Dustin Lewellyn, CFA, Managing Director of Penserra, has been a portfolio manager of the Fund since its inception in 2022.
Ernesto Tong, CFA, Managing Director of Penserra, has been a portfolio manager of the Fund since its inception in 2022.
Anand Desai, Associate of Penserra, has been a portfolio manager of the Fund since its inception in 2022.
Purchase and Sale of Shares
Shares are listed on the Exchange, and most investors will buy and sell Shares through brokers at market prices, rather than NAV. Because Shares trade at market prices rather than NAV, Shares may trade at a price greater than NAV (premium) or less than NAV (discount).
The Fund issues and redeems Shares at NAV only in large blocks known as “Creation Units,” which only APs (typically, broker-dealers) may purchase or redeem. Creation Units generally consist of 50,000 Shares, though this may change from time to time. The Fund generally issues and redeems Creation Units in exchange for a portfolio of securities closely approximating the holdings of the Fund (the “Deposit Securities”) and/or a designated amount of U.S. cash.
Tax Information
Fund distributions are generally taxable as ordinary income, qualified dividend income, or capital gains (or a combination), unless your investment is in an individual retirement account (“IRA”) or other tax-advantaged account. Distributions on investments made through tax-deferred arrangements may be taxed later upon withdrawal of assets from those accounts.
Financial Intermediary Compensation
If you purchase Shares through a broker-dealer or other financial intermediary (such as a bank) (an “Intermediary”), the Adviser or its affiliates may pay Intermediaries for certain activities related to the Fund, including participation in activities that are designed to make Intermediaries more knowledgeable about exchange traded products, including the Fund, or for other activities, such as marketing, educational training or other initiatives related to the sale or promotion of Shares. These payments may create a conflict of interest by influencing the Intermediary and your salesperson to recommend the Fund over another investment. Any such arrangements do not result in increased Fund expenses. Ask your salesperson or visit the Intermediary’s website for more information.

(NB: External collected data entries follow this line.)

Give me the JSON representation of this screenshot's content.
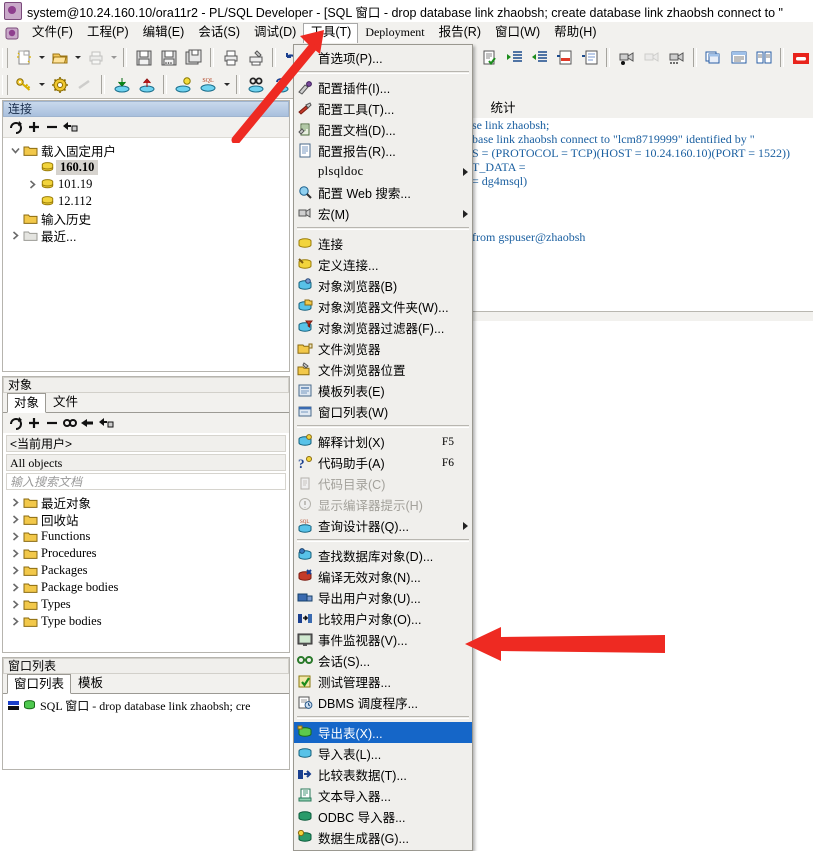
{
  "window": {
    "title": "system@10.24.160.10/ora11r2 - PL/SQL Developer - [SQL 窗口 - drop database link zhaobsh; create database link zhaobsh connect to \"",
    "app_icon": "plsql-developer-icon"
  },
  "menubar": {
    "items": [
      {
        "label": "文件(F)",
        "name": "menu-file",
        "active": false,
        "latin": false
      },
      {
        "label": "工程(P)",
        "name": "menu-project",
        "active": false,
        "latin": false
      },
      {
        "label": "编辑(E)",
        "name": "menu-edit",
        "active": false,
        "latin": false
      },
      {
        "label": "会话(S)",
        "name": "menu-session",
        "active": false,
        "latin": false
      },
      {
        "label": "调试(D)",
        "name": "menu-debug",
        "active": false,
        "latin": false
      },
      {
        "label": "工具(T)",
        "name": "menu-tools",
        "active": true,
        "latin": false
      },
      {
        "label": "Deployment",
        "name": "menu-deployment",
        "active": false,
        "latin": true
      },
      {
        "label": "报告(R)",
        "name": "menu-report",
        "active": false,
        "latin": false
      },
      {
        "label": "窗口(W)",
        "name": "menu-window",
        "active": false,
        "latin": false
      },
      {
        "label": "帮助(H)",
        "name": "menu-help",
        "active": false,
        "latin": false
      }
    ]
  },
  "tools_menu": {
    "items": [
      {
        "type": "item",
        "label": "首选项(P)...",
        "icon": "preferences-icon",
        "name": "tools-preferences"
      },
      {
        "type": "separator"
      },
      {
        "type": "item",
        "label": "配置插件(I)...",
        "icon": "plugin-icon",
        "name": "tools-configure-plugins"
      },
      {
        "type": "item",
        "label": "配置工具(T)...",
        "icon": "tools-icon",
        "name": "tools-configure-tools"
      },
      {
        "type": "item",
        "label": "配置文档(D)...",
        "icon": "document-icon",
        "name": "tools-configure-docs"
      },
      {
        "type": "item",
        "label": "配置报告(R)...",
        "icon": "report-icon",
        "name": "tools-configure-reports"
      },
      {
        "type": "submenu",
        "label": "plsqldoc",
        "icon": "none",
        "name": "tools-plsqldoc",
        "mono": true
      },
      {
        "type": "item",
        "label": "配置 Web 搜索...",
        "icon": "web-search-icon",
        "name": "tools-configure-web-search"
      },
      {
        "type": "submenu",
        "label": "宏(M)",
        "icon": "macro-icon",
        "name": "tools-macro"
      },
      {
        "type": "separator"
      },
      {
        "type": "item",
        "label": "连接",
        "icon": "connect-icon",
        "name": "tools-connect"
      },
      {
        "type": "item",
        "label": "定义连接...",
        "icon": "define-connection-icon",
        "name": "tools-define-connection"
      },
      {
        "type": "item",
        "label": "对象浏览器(B)",
        "icon": "object-browser-icon",
        "name": "tools-object-browser"
      },
      {
        "type": "item",
        "label": "对象浏览器文件夹(W)...",
        "icon": "object-browser-folder-icon",
        "name": "tools-object-browser-folders"
      },
      {
        "type": "item",
        "label": "对象浏览器过滤器(F)...",
        "icon": "object-browser-filter-icon",
        "name": "tools-object-browser-filters"
      },
      {
        "type": "item",
        "label": "文件浏览器",
        "icon": "file-browser-icon",
        "name": "tools-file-browser"
      },
      {
        "type": "item",
        "label": "文件浏览器位置",
        "icon": "file-browser-location-icon",
        "name": "tools-file-browser-location"
      },
      {
        "type": "item",
        "label": "模板列表(E)",
        "icon": "template-list-icon",
        "name": "tools-template-list"
      },
      {
        "type": "item",
        "label": "窗口列表(W)",
        "icon": "window-list-icon",
        "name": "tools-window-list"
      },
      {
        "type": "separator"
      },
      {
        "type": "item",
        "label": "解释计划(X)",
        "icon": "explain-plan-icon",
        "name": "tools-explain-plan",
        "shortcut": "F5"
      },
      {
        "type": "item",
        "label": "代码助手(A)",
        "icon": "code-assistant-icon",
        "name": "tools-code-assistant",
        "shortcut": "F6"
      },
      {
        "type": "item",
        "label": "代码目录(C)",
        "icon": "code-contents-icon",
        "name": "tools-code-contents",
        "disabled": true
      },
      {
        "type": "item",
        "label": "显示编译器提示(H)",
        "icon": "compiler-hints-icon",
        "name": "tools-compiler-hints",
        "disabled": true
      },
      {
        "type": "submenu",
        "label": "查询设计器(Q)...",
        "icon": "query-builder-icon",
        "name": "tools-query-builder"
      },
      {
        "type": "separator"
      },
      {
        "type": "item",
        "label": "查找数据库对象(D)...",
        "icon": "find-db-object-icon",
        "name": "tools-find-database-objects"
      },
      {
        "type": "item",
        "label": "编译无效对象(N)...",
        "icon": "compile-invalid-icon",
        "name": "tools-compile-invalid-objects"
      },
      {
        "type": "item",
        "label": "导出用户对象(U)...",
        "icon": "export-user-objects-icon",
        "name": "tools-export-user-objects"
      },
      {
        "type": "item",
        "label": "比较用户对象(O)...",
        "icon": "compare-user-objects-icon",
        "name": "tools-compare-user-objects"
      },
      {
        "type": "item",
        "label": "事件监视器(V)...",
        "icon": "event-monitor-icon",
        "name": "tools-event-monitor"
      },
      {
        "type": "item",
        "label": "会话(S)...",
        "icon": "sessions-icon",
        "name": "tools-sessions"
      },
      {
        "type": "item",
        "label": "测试管理器...",
        "icon": "test-manager-icon",
        "name": "tools-test-manager"
      },
      {
        "type": "item",
        "label": "DBMS 调度程序...",
        "icon": "dbms-scheduler-icon",
        "name": "tools-dbms-scheduler",
        "mono_prefix": true
      },
      {
        "type": "separator"
      },
      {
        "type": "item",
        "label": "导出表(X)...",
        "icon": "export-tables-icon",
        "name": "tools-export-tables",
        "selected": true
      },
      {
        "type": "item",
        "label": "导入表(L)...",
        "icon": "import-tables-icon",
        "name": "tools-import-tables"
      },
      {
        "type": "item",
        "label": "比较表数据(T)...",
        "icon": "compare-table-data-icon",
        "name": "tools-compare-table-data"
      },
      {
        "type": "item",
        "label": "文本导入器...",
        "icon": "text-importer-icon",
        "name": "tools-text-importer"
      },
      {
        "type": "item",
        "label": "ODBC 导入器...",
        "icon": "odbc-importer-icon",
        "name": "tools-odbc-importer",
        "mono_prefix": true
      },
      {
        "type": "item",
        "label": "数据生成器(G)...",
        "icon": "data-generator-icon",
        "name": "tools-data-generator"
      }
    ]
  },
  "connections_panel": {
    "title": "连接",
    "toolbar": [
      "refresh-icon",
      "plus-icon",
      "minus-icon",
      "connect-user-icon"
    ],
    "tree": [
      {
        "label": "载入固定用户",
        "icon": "folder-icon",
        "expander": "expanded",
        "indent": 0,
        "selected": false,
        "mono": false
      },
      {
        "label": "160.10",
        "icon": "database-icon",
        "expander": "none",
        "indent": 1,
        "selected": true,
        "mono": true
      },
      {
        "label": "101.19",
        "icon": "database-icon",
        "expander": "collapsed",
        "indent": 1,
        "selected": false,
        "mono": true
      },
      {
        "label": "12.112",
        "icon": "database-icon",
        "expander": "none",
        "indent": 1,
        "selected": false,
        "mono": true
      },
      {
        "label": "输入历史",
        "icon": "folder-icon",
        "expander": "none",
        "indent": 0,
        "selected": false,
        "mono": false
      },
      {
        "label": "最近...",
        "icon": "folder-gray-icon",
        "expander": "collapsed",
        "indent": 0,
        "selected": false,
        "mono": false
      }
    ]
  },
  "objects_panel": {
    "title": "对象",
    "tabs": [
      {
        "label": "对象",
        "selected": true,
        "name": "tab-objects"
      },
      {
        "label": "文件",
        "selected": false,
        "name": "tab-files"
      }
    ],
    "toolbar": [
      "refresh-icon",
      "plus-icon",
      "minus-icon",
      "find-icon",
      "filter-icon",
      "connect-user-icon"
    ],
    "user_selector": "<当前用户>",
    "filter_selector": "All objects",
    "search_placeholder": "输入搜索文档",
    "tree": [
      {
        "label": "最近对象",
        "mono": false
      },
      {
        "label": "回收站",
        "mono": false
      },
      {
        "label": "Functions",
        "mono": true
      },
      {
        "label": "Procedures",
        "mono": true
      },
      {
        "label": "Packages",
        "mono": true
      },
      {
        "label": "Package bodies",
        "mono": true
      },
      {
        "label": "Types",
        "mono": true
      },
      {
        "label": "Type bodies",
        "mono": true
      }
    ]
  },
  "windows_panel": {
    "title": "窗口列表",
    "tabs": [
      {
        "label": "窗口列表",
        "selected": true,
        "name": "tab-window-list"
      },
      {
        "label": "模板",
        "selected": false,
        "name": "tab-templates"
      }
    ],
    "items": [
      {
        "label": "SQL 窗口 - drop database link zhaobsh; cre",
        "icon": "sql-window-icon"
      }
    ]
  },
  "editor": {
    "tabs": [
      {
        "label": "统计",
        "selected": false,
        "name": "tab-statistics"
      }
    ],
    "lines": [
      "se link zhaobsh;",
      "base link zhaobsh connect to \"lcm8719999\" identified by \"",
      "S = (PROTOCOL = TCP)(HOST = 10.24.160.10)(PORT = 1522))",
      "T_DATA =",
      "= dg4msql)",
      "",
      "",
      "",
      "from gspuser@zhaobsh"
    ]
  },
  "annotations": {
    "arrows": [
      {
        "name": "arrow-pointing-tools-menu",
        "color": "#ee2a22"
      },
      {
        "name": "arrow-pointing-export-tables",
        "color": "#ee2a22"
      }
    ]
  },
  "colors": {
    "menu_highlight": "#1566c8",
    "panel_title_gradient_start": "#c8d8ec",
    "panel_title_gradient_end": "#a9c0dd",
    "annotation_red": "#ee2a22",
    "sql_text": "#1a5fa0"
  }
}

ADDITIONAL INFORMATION ABOUT THE FUND
Investment Objective. Reverb ETF (the “Fund”) seeks long-term capital appreciation. The Fund’s investment objective has been adopted as a non-fundamental investment policy and may be changed without shareholder approval upon written notice to shareholders.

Additional Information About the Fund’s Principal Investment Strategies. 
Temporary or Cash Investments. Under normal market conditions, the Fund will invest according to its principal investment strategies noted above. However, the Fund may temporarily depart from its principal investment strategy and make short-term investments in cash, cash equivalents, short-term debt securities and money market instruments in response to adverse market, economic or political conditions. As a result, to the extent the Fund makes such “defensive investments,” it may not achieve its investment objective. For longer periods of time, the Fund may hold a substantial cash position. If the market advances during periods when the Fund is holding a large cash position, the Fund may not realize as significant a gain as it would otherwise have, had it been more fully invested. To the extent the Fund invests in a money market fund for its cash position, there will be some duplication of expenses because the Fund will bear its pro rata portion of such money market fund’s advisory fees and operational expenses.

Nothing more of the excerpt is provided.